Foremost, a rapid and effective response is needed to contain the outbreak and to ensure the survival and wellbeing of every individual affected by or at risk of Ebola.

Beyond this most pressing concern, Ebola highlights a critical—and undertheorized—question in human rights law. Health rights—like all economic, social, and cultural rights—are tied to a state’s obligation to use “the maximum of its available resources” (ICESCR article 2).  The ICESCR requires states parties to take steps “individually and through international assistance and co-operation.”  The international assistance language clearly means that if a country does not have sufficient resources to ensure the economic, social and cultural rights of all, it must pursue international assistance. The unanswered question is what response human rights law requires of wealthier nations. Reading the international assistance language to mean that wealthier nations are obligated to provide assistance suggests a potentially dramatic broadening of human rights law jurisdiction.
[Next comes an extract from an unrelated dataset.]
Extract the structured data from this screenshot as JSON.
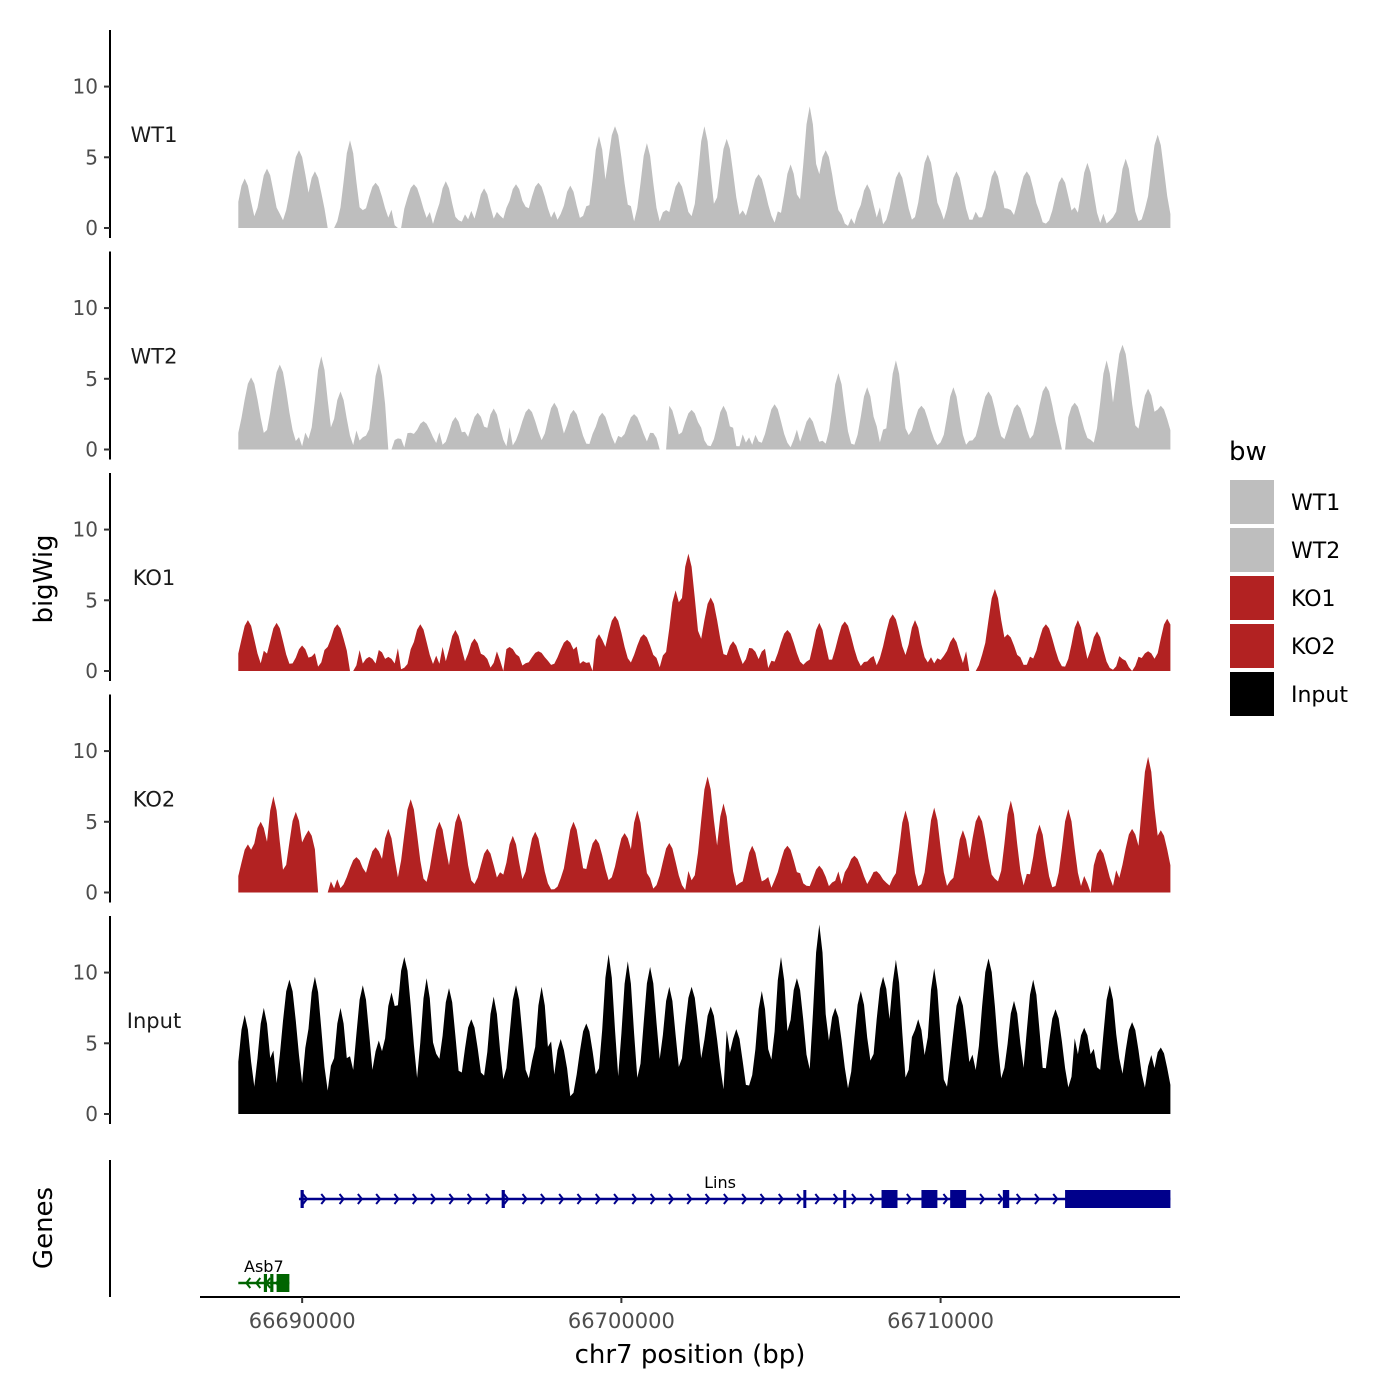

States parties to human rights treaties agree to ensure rights to all individuals subject to their jurisdiction, not to individuals in other countries with limited resources. On the one hand, saying that wealthier nations have no obligation to give when asked would render the international assistance language meaningless.

Again, today, the immediate priority and obligation must be to ensure the survival of ill and at-risk individuals. However, the Ebola outbreak also challenges human rights scholars and advocates to more clearly articulate the meaning of the “international assistance” requirement of states’ obligations to ensure economic, social and cultural rights.